120 Rohingya asylum seekers rescued by Indonesian fisherman
More than 120 Rohingya, including six women and two children, were found adrift late on Tuesday by fishermen around 25km from the village of Cot Truen
Fishermen have rescued more than 100 ethnic Rohingya asylum seekers from Myanmar who were found drifting in a wooden boat off western Indonesia, an official said yesterday.
The 121 Rohingya, including six women and two children, were found adrift late on Tuesday by fishermen around 25 kilometres from the village of Cot Trueng, on the northernmost tip of Sumatra island in Aceh province. "Their boat ran out of petrol as they tried to sail from Myanmar to Thailand," village chief Mukhtar Samsyah said, adding that they had fled Myanmar to escape sectarian conflict.

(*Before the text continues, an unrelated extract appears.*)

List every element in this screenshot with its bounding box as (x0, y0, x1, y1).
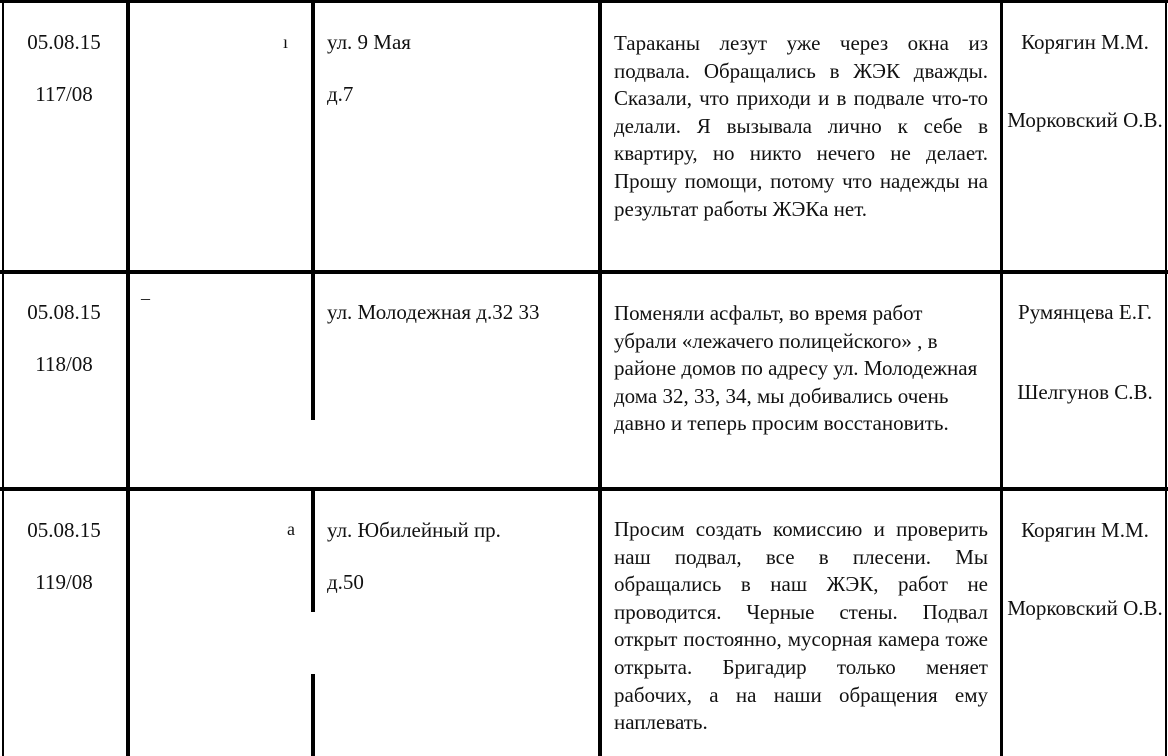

He said the Rohingya were found in a weak condition but had recovered after being given food, water and a place to sleep before being sent to a detention centre in Lhokseumawe city.
The UN considers the Rohingya, a stateless Muslim ethnic group, one of the most persecuted minorities in the world, and Myanmar views its roughly 800,000 Rohingya as illegal Bangladeshi immigrants, denying them citizenship.
Buddhist-Muslim unrest in the western Myanmar state of Rakhine has left at least 180 people dead and more than 110,000 displaced since June. Almost 6,000 Rohingya fleeing the violence have illegally entered Thai waters since October, the Thai army said this month.
In the latest claims of atrocities in Rakhine, members of Myanmar's border security unit have been accused of raping 11 Rohingya women in a prolonged attack in northern Maungdaw township. The rapes took place last Wednesday night, said Chris Lewa, head of the Arakan Project, which has monitoring teams in Maungdaw.
"Sexual violence by Nasaka [border security officers] against Rohingya women has been documented for many years," said Matthew Smith, a researcher with Human Rights Watch.